We can continue to spend transistors to add more parallel processors to each design instead of trying to push frequencies or complexity of a handful of CPU cores. This ensured that we could continue to scale the performance of our designs for the foreseeable future.
Parallel processors existed for years but were limited to a few applications. They have always been used in High Performance Computing “HPC” and graphics processing among other applications. Graphics processing was an obvious target for parallel processors, if you needed to process colors for millions of pixels tens of times every second a CPU was simply not going to cut it and thousands of smaller, slower & more efficient processors were perfect for such an application.
But there was a trick, not all code can be applied to GPUs and the grand majority of programmers in the world were either used to programming for a single fast serial processor or they learned programming from a such a person. After all the entire industry relied on CPUs for several decades & If we were going to turn to parallel computing in the mainstream to continue the scaling of performance we had to figure out how to make it less challenging and more accessible for programmers to write code for these types of processors.

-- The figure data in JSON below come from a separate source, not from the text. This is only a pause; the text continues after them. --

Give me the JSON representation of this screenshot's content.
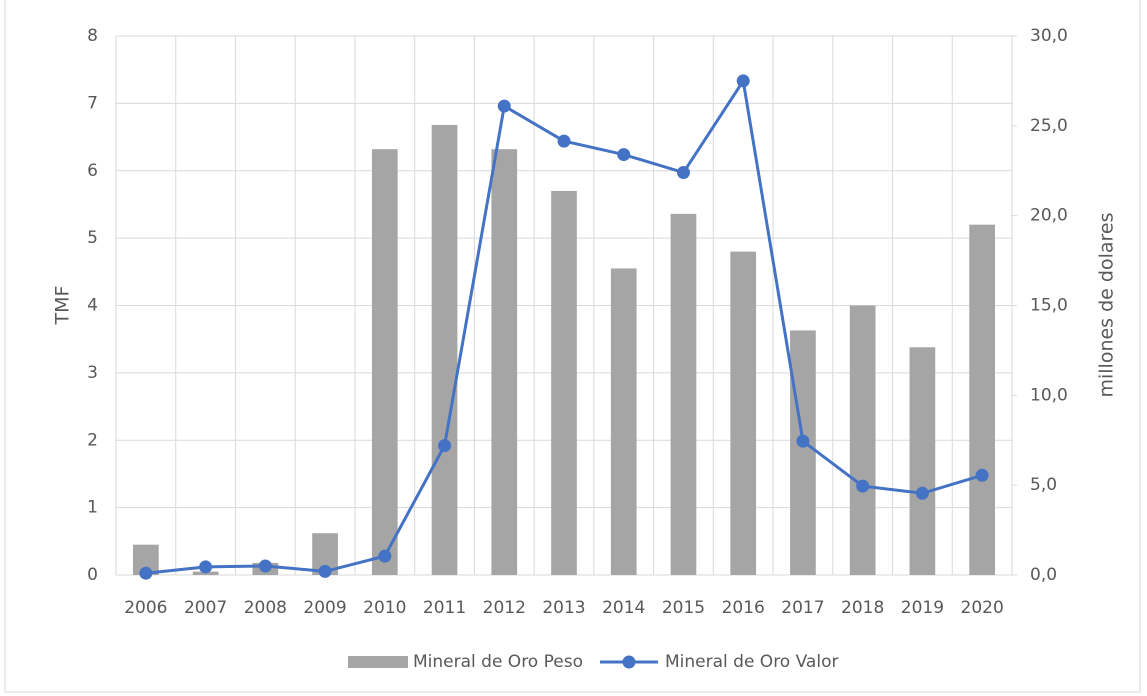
{
  "chart_data": {
    "type": "bar_line",
    "categories": [
      "2006",
      "2007",
      "2008",
      "2009",
      "2010",
      "2011",
      "2012",
      "2013",
      "2014",
      "2015",
      "2016",
      "2017",
      "2018",
      "2019",
      "2020"
    ],
    "series": [
      {
        "name": "Mineral de Oro Peso",
        "type": "bar",
        "color": "#a5a5a5",
        "values": [
          0.45,
          0.05,
          0.18,
          0.62,
          6.32,
          6.68,
          6.32,
          5.7,
          4.55,
          5.36,
          4.8,
          3.63,
          4.0,
          3.38,
          5.2
        ]
      },
      {
        "name": "Mineral de Oro Valor",
        "type": "line",
        "axis": "y2",
        "color": "#4472c4",
        "values": [
          0.1,
          0.45,
          0.5,
          0.2,
          1.05,
          7.2,
          26.1,
          24.15,
          23.4,
          22.4,
          27.5,
          7.45,
          4.95,
          4.55,
          5.55
        ]
      }
    ],
    "ylabel": "TMF",
    "y2label": "millones de dolares",
    "ylim": [
      0,
      8
    ],
    "yticks": [
      0,
      1,
      2,
      3,
      4,
      5,
      6,
      7,
      8
    ],
    "y2lim": [
      0,
      30
    ],
    "y2ticks": [
      {
        "value": 0,
        "label": "0,0"
      },
      {
        "value": 5,
        "label": "5,0"
      },
      {
        "value": 10,
        "label": "10,0"
      },
      {
        "value": 15,
        "label": "15,0"
      },
      {
        "value": 20,
        "label": "20,0"
      },
      {
        "value": 25,
        "label": "25,0"
      },
      {
        "value": 30,
        "label": "30,0"
      }
    ],
    "grid": true,
    "legend": "bottom"
  }
}
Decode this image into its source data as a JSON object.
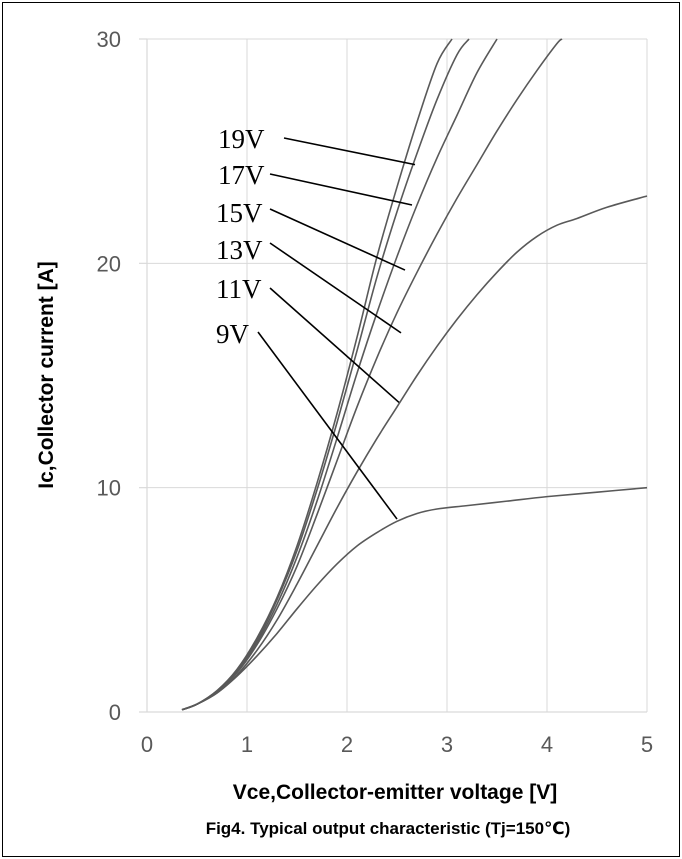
{
  "chart_data": {
    "type": "line",
    "title": "Fig4. Typical output characteristic (Tj=150℃)",
    "xlabel": "Vce,Collector-emitter voltage [V]",
    "ylabel": "Ic,Collector current [A]",
    "xlim": [
      0,
      5
    ],
    "ylim": [
      0,
      30
    ],
    "xticks": [
      0,
      1,
      2,
      3,
      4,
      5
    ],
    "yticks": [
      0,
      10,
      20,
      30
    ],
    "grid": true,
    "colors": {
      "curve": "#595959",
      "grid": "#d9d9d9",
      "leader": "#000000"
    },
    "series": [
      {
        "name": "19V",
        "x": [
          0.35,
          0.5,
          0.7,
          0.9,
          1.1,
          1.3,
          1.5,
          1.7,
          1.9,
          2.1,
          2.3,
          2.5,
          2.7,
          2.9,
          3.05
        ],
        "y": [
          0.1,
          0.35,
          0.95,
          1.9,
          3.3,
          5.1,
          7.4,
          10.2,
          13.3,
          16.7,
          20.3,
          23.4,
          26.3,
          28.9,
          30.0
        ]
      },
      {
        "name": "17V",
        "x": [
          0.35,
          0.5,
          0.7,
          0.9,
          1.1,
          1.3,
          1.5,
          1.7,
          1.9,
          2.1,
          2.3,
          2.5,
          2.7,
          2.9,
          3.1,
          3.22
        ],
        "y": [
          0.1,
          0.35,
          0.95,
          1.85,
          3.2,
          5.0,
          7.2,
          9.9,
          12.9,
          16.1,
          19.4,
          22.3,
          24.9,
          27.3,
          29.3,
          30.0
        ]
      },
      {
        "name": "15V",
        "x": [
          0.35,
          0.5,
          0.7,
          0.9,
          1.1,
          1.3,
          1.5,
          1.7,
          1.9,
          2.1,
          2.3,
          2.5,
          2.7,
          2.9,
          3.1,
          3.3,
          3.5
        ],
        "y": [
          0.1,
          0.35,
          0.9,
          1.8,
          3.1,
          4.8,
          6.9,
          9.4,
          12.2,
          15.1,
          17.8,
          20.3,
          22.6,
          24.7,
          26.6,
          28.5,
          30.0
        ]
      },
      {
        "name": "13V",
        "x": [
          0.35,
          0.5,
          0.7,
          0.9,
          1.1,
          1.3,
          1.5,
          1.7,
          1.9,
          2.1,
          2.3,
          2.5,
          2.7,
          2.9,
          3.1,
          3.3,
          3.5,
          3.7,
          3.9,
          4.1,
          4.15
        ],
        "y": [
          0.1,
          0.35,
          0.9,
          1.75,
          3.0,
          4.6,
          6.5,
          8.8,
          11.2,
          13.6,
          15.8,
          17.8,
          19.6,
          21.3,
          22.9,
          24.4,
          25.9,
          27.3,
          28.6,
          29.8,
          30.0
        ]
      },
      {
        "name": "11V",
        "x": [
          0.35,
          0.5,
          0.7,
          0.9,
          1.1,
          1.3,
          1.5,
          1.7,
          1.9,
          2.1,
          2.3,
          2.5,
          2.7,
          2.9,
          3.1,
          3.3,
          3.5,
          3.7,
          3.9,
          4.1,
          4.3,
          4.6,
          5.0
        ],
        "y": [
          0.1,
          0.35,
          0.85,
          1.65,
          2.75,
          4.1,
          5.7,
          7.4,
          9.1,
          10.7,
          12.2,
          13.6,
          15.0,
          16.3,
          17.5,
          18.6,
          19.6,
          20.5,
          21.2,
          21.7,
          22.0,
          22.5,
          23.0
        ]
      },
      {
        "name": "9V",
        "x": [
          0.35,
          0.5,
          0.7,
          0.9,
          1.1,
          1.3,
          1.5,
          1.7,
          1.9,
          2.1,
          2.3,
          2.5,
          2.7,
          2.9,
          3.2,
          3.6,
          4.0,
          4.5,
          5.0
        ],
        "y": [
          0.1,
          0.35,
          0.85,
          1.6,
          2.5,
          3.5,
          4.6,
          5.65,
          6.6,
          7.4,
          8.0,
          8.5,
          8.85,
          9.05,
          9.2,
          9.4,
          9.6,
          9.8,
          10.0
        ]
      }
    ],
    "annotations": [
      {
        "text": "19V",
        "points_to_x": 2.68,
        "points_to_y": 24.4
      },
      {
        "text": "17V",
        "points_to_x": 2.65,
        "points_to_y": 22.6
      },
      {
        "text": "15V",
        "points_to_x": 2.58,
        "points_to_y": 19.7
      },
      {
        "text": "13V",
        "points_to_x": 2.54,
        "points_to_y": 16.9
      },
      {
        "text": "11V",
        "points_to_x": 2.52,
        "points_to_y": 13.8
      },
      {
        "text": "9V",
        "points_to_x": 2.5,
        "points_to_y": 8.6
      }
    ]
  }
}
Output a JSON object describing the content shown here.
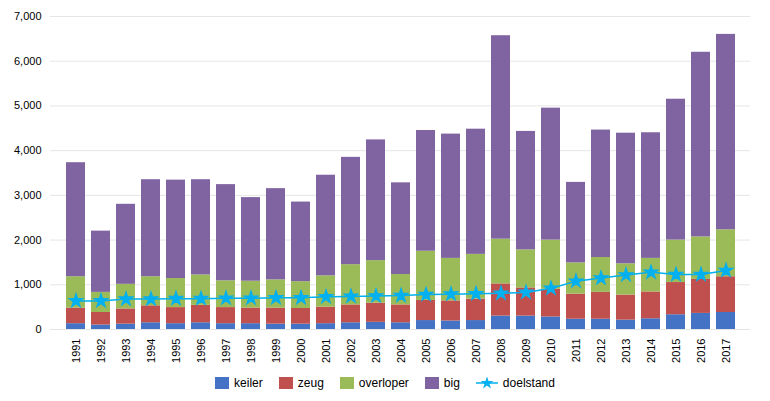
{
  "chart_data": {
    "type": "bar",
    "stacked": true,
    "categories": [
      "1991",
      "1992",
      "1993",
      "1994",
      "1995",
      "1996",
      "1997",
      "1998",
      "1999",
      "2000",
      "2001",
      "2002",
      "2003",
      "2004",
      "2005",
      "2006",
      "2007",
      "2008",
      "2009",
      "2010",
      "2011",
      "2012",
      "2013",
      "2014",
      "2015",
      "2016",
      "2017"
    ],
    "series": [
      {
        "name": "keiler",
        "color": "#4472C4",
        "values": [
          130,
          100,
          120,
          150,
          130,
          150,
          130,
          130,
          120,
          120,
          130,
          150,
          160,
          150,
          200,
          190,
          200,
          300,
          300,
          280,
          230,
          230,
          210,
          240,
          330,
          360,
          380
        ]
      },
      {
        "name": "zeug",
        "color": "#C0504D",
        "values": [
          350,
          280,
          340,
          380,
          360,
          390,
          360,
          350,
          360,
          350,
          370,
          400,
          430,
          400,
          450,
          450,
          480,
          720,
          630,
          620,
          560,
          600,
          560,
          600,
          720,
          760,
          800
        ]
      },
      {
        "name": "overloper",
        "color": "#9BBB59",
        "values": [
          700,
          450,
          550,
          650,
          650,
          680,
          600,
          600,
          630,
          600,
          700,
          900,
          950,
          680,
          1100,
          950,
          1000,
          1000,
          850,
          1100,
          700,
          780,
          700,
          750,
          950,
          950,
          1050
        ]
      },
      {
        "name": "big",
        "color": "#8064A2",
        "values": [
          2550,
          1370,
          1790,
          2170,
          2200,
          2130,
          2150,
          1870,
          2040,
          1780,
          2250,
          2400,
          2700,
          2050,
          2700,
          2780,
          2800,
          4550,
          2650,
          2950,
          1800,
          2850,
          2920,
          2810,
          3150,
          4130,
          4370
        ]
      },
      {
        "name": "doelstand",
        "type": "line",
        "marker": "star",
        "color": "#00B0F0",
        "values": [
          640,
          640,
          680,
          680,
          690,
          690,
          700,
          700,
          710,
          710,
          730,
          740,
          750,
          760,
          780,
          790,
          800,
          810,
          830,
          920,
          1080,
          1150,
          1220,
          1280,
          1230,
          1230,
          1320
        ]
      }
    ],
    "ylim": [
      0,
      7000
    ],
    "yticks": [
      0,
      1000,
      2000,
      3000,
      4000,
      5000,
      6000,
      7000
    ],
    "grid": true,
    "legend": "bottom"
  }
}
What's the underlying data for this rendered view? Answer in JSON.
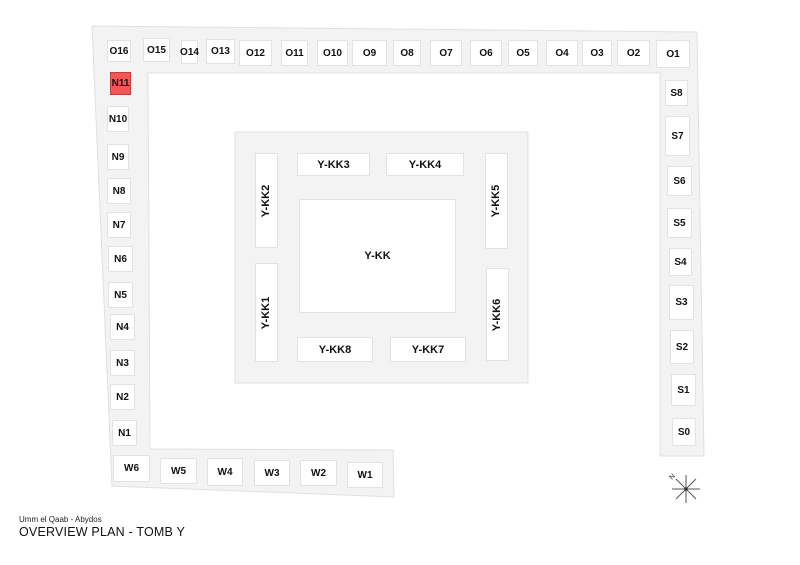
{
  "plan": {
    "subtitle": "Umm el Qaab - Abydos",
    "title": "OVERVIEW PLAN - TOMB Y",
    "highlight_color": "#f55656",
    "north_label": "N",
    "tombs": {
      "O16": "O16",
      "O15": "O15",
      "O14": "O14",
      "O13": "O13",
      "O12": "O12",
      "O11": "O11",
      "O10": "O10",
      "O9": "O9",
      "O8": "O8",
      "O7": "O7",
      "O6": "O6",
      "O5": "O5",
      "O4": "O4",
      "O3": "O3",
      "O2": "O2",
      "O1": "O1",
      "N11": "N11",
      "N10": "N10",
      "N9": "N9",
      "N8": "N8",
      "N7": "N7",
      "N6": "N6",
      "N5": "N5",
      "N4": "N4",
      "N3": "N3",
      "N2": "N2",
      "N1": "N1",
      "W6": "W6",
      "W5": "W5",
      "W4": "W4",
      "W3": "W3",
      "W2": "W2",
      "W1": "W1",
      "S8": "S8",
      "S7": "S7",
      "S6": "S6",
      "S5": "S5",
      "S4": "S4",
      "S3": "S3",
      "S2": "S2",
      "S1": "S1",
      "S0": "S0",
      "YKK": "Y-KK",
      "YKK1": "Y-KK1",
      "YKK2": "Y-KK2",
      "YKK3": "Y-KK3",
      "YKK4": "Y-KK4",
      "YKK5": "Y-KK5",
      "YKK6": "Y-KK6",
      "YKK7": "Y-KK7",
      "YKK8": "Y-KK8"
    },
    "highlighted": "N11"
  }
}
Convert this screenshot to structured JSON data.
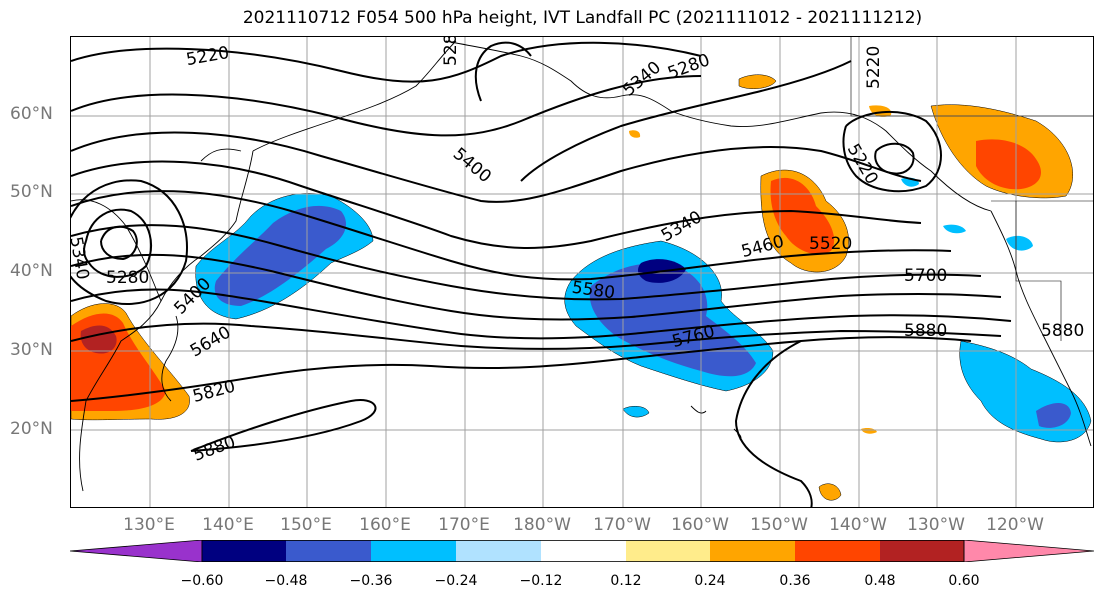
{
  "title": "2021110712 F054 500 hPa height, IVT Landfall PC (2021111012 - 2021111212)",
  "map": {
    "latitude_labels": [
      "60°N",
      "50°N",
      "40°N",
      "30°N",
      "20°N"
    ],
    "longitude_labels": [
      "130°E",
      "140°E",
      "150°E",
      "160°E",
      "170°E",
      "180°W",
      "170°W",
      "160°W",
      "150°W",
      "140°W",
      "130°W",
      "120°W"
    ],
    "contour_labels": [
      "5220",
      "5280",
      "5340",
      "5400",
      "5460",
      "5520",
      "5580",
      "5640",
      "5700",
      "5760",
      "5820",
      "5880",
      "5880",
      "5880",
      "5340",
      "5280",
      "5220",
      "5340",
      "5400",
      "5220"
    ],
    "positive_color": "#ff8000",
    "negative_color": "#00bfff"
  },
  "colorbar": {
    "tick_labels": [
      "−0.60",
      "−0.48",
      "−0.36",
      "−0.24",
      "−0.12",
      "0.12",
      "0.24",
      "0.36",
      "0.48",
      "0.60"
    ],
    "colors": [
      "#9932cc",
      "#000080",
      "#3a5acd",
      "#00bfff",
      "#b0e2ff",
      "#ffffff",
      "#ffec8b",
      "#ffa500",
      "#ff4500",
      "#b22222",
      "#ff88aa"
    ]
  }
}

AMD made it very clear from the beginning that their goal was to build the ultimate heterogeneous processor and all the evidence from Intel’s past actions and future roadmap is that they are indeed pursuing the same.
AMD being the smaller and more agile company was faster to respond to the changes in the industry.
AMD was able to more quickly adapt its vision to practice and mold it into a strategy that began to bare fruit.
The result was the development of HSA or (Heterogeneous System Architecture), the product was Kaveri and the goal was to chase the untapped potential of heterogeneous designs and begin a new era of computing where performance would scale again at the rate of golden age Silicone Valley.